Downer was Australia’s foreign minister during the 11 years of the Howard government when offshore processing was introduced. Under its first iteration people sent offshore were ultimately allowed to permanently settle in Australia. Now, however, it is Australian government policy that any person sent offshore will never be allowed to settle in the country.

Downer has consistently defended Australia’s asylum policies and advocated for their adoption elsewhere. In a speech to the Henry Jackson Society last month he said he had advised the British government to prevent asylum seekers from physically reaching the UK, or removing them if they arrived.

“Put them onto stable craft and drive them back to France – that’s the simple solution and would destroy the smugglers’ business model in a week,” Downer said, adding: “Short of that, making sure they can’t settle in the UK under any circumstances – the [agreement the] government negotiated with Rwanda – is a good solution as well.”

Eva Sêrro Spiekermann from the advocacy group People and Planet was critical of Downer’s appointment.

“In Australia he was a leading defender of a detention and deportation regime that locked up people on the move, rode roughshod over human rights, and cost lives. His appointment is meant to challenge abuse in UK border policy, but instead launders it,” she said.

Nazek Ramadan, the director of Migrant Voice UK, said the UK’s plan to create an offshore processing system for asylum seekers in Rwanda was deeply flawed.

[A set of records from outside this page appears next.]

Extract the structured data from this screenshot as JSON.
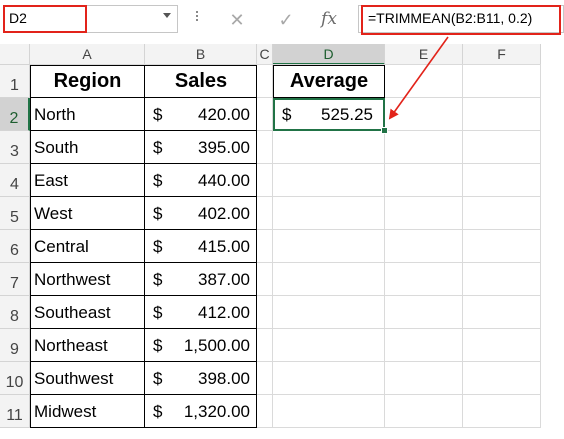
{
  "name_box": {
    "value": "D2"
  },
  "formula_bar": {
    "cancel_icon": "✕",
    "enter_icon": "✓",
    "fx_label": "fx",
    "formula": "=TRIMMEAN(B2:B11, 0.2)"
  },
  "columns": [
    "A",
    "B",
    "C",
    "D",
    "E",
    "F"
  ],
  "rows": [
    "1",
    "2",
    "3",
    "4",
    "5",
    "6",
    "7",
    "8",
    "9",
    "10",
    "11"
  ],
  "selected_cell": "D2",
  "table": {
    "headers": {
      "region": "Region",
      "sales": "Sales"
    },
    "rows": [
      {
        "region": "North",
        "currency": "$",
        "amount": "420.00"
      },
      {
        "region": "South",
        "currency": "$",
        "amount": "395.00"
      },
      {
        "region": "East",
        "currency": "$",
        "amount": "440.00"
      },
      {
        "region": "West",
        "currency": "$",
        "amount": "402.00"
      },
      {
        "region": "Central",
        "currency": "$",
        "amount": "415.00"
      },
      {
        "region": "Northwest",
        "currency": "$",
        "amount": "387.00"
      },
      {
        "region": "Southeast",
        "currency": "$",
        "amount": "412.00"
      },
      {
        "region": "Northeast",
        "currency": "$",
        "amount": "1,500.00"
      },
      {
        "region": "Southwest",
        "currency": "$",
        "amount": "398.00"
      },
      {
        "region": "Midwest",
        "currency": "$",
        "amount": "1,320.00"
      }
    ]
  },
  "result": {
    "header": "Average",
    "currency": "$",
    "amount": "525.25"
  },
  "colors": {
    "highlight": "#e2231a",
    "selection": "#217346"
  }
}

Alexander Downer's suitcases

“We should welcome people seeking safety, not force them onto flights to Rwanda,” Ramadan said. “This ill-considered, deport-first-ask-questions-later scheme is a legal, moral, and financial disaster, which is why it is falling apart.

“It’s a mark of desperation that the so-called independent panel includes someone who pushed a similar scheme to Rwanda with brutal consequences.”

Australia’s offshore processing system has been promoted as having “stopped the boats” bearing asylum seekers reaching Australian shores to claim protection.

But government figures show that in the first full year after offshore processing was reintroduced, more people arrived in Australia by boat seeking asylum than at any other time in history..

No new asylum seeker or refugee has been sent to offshore processing since 2014.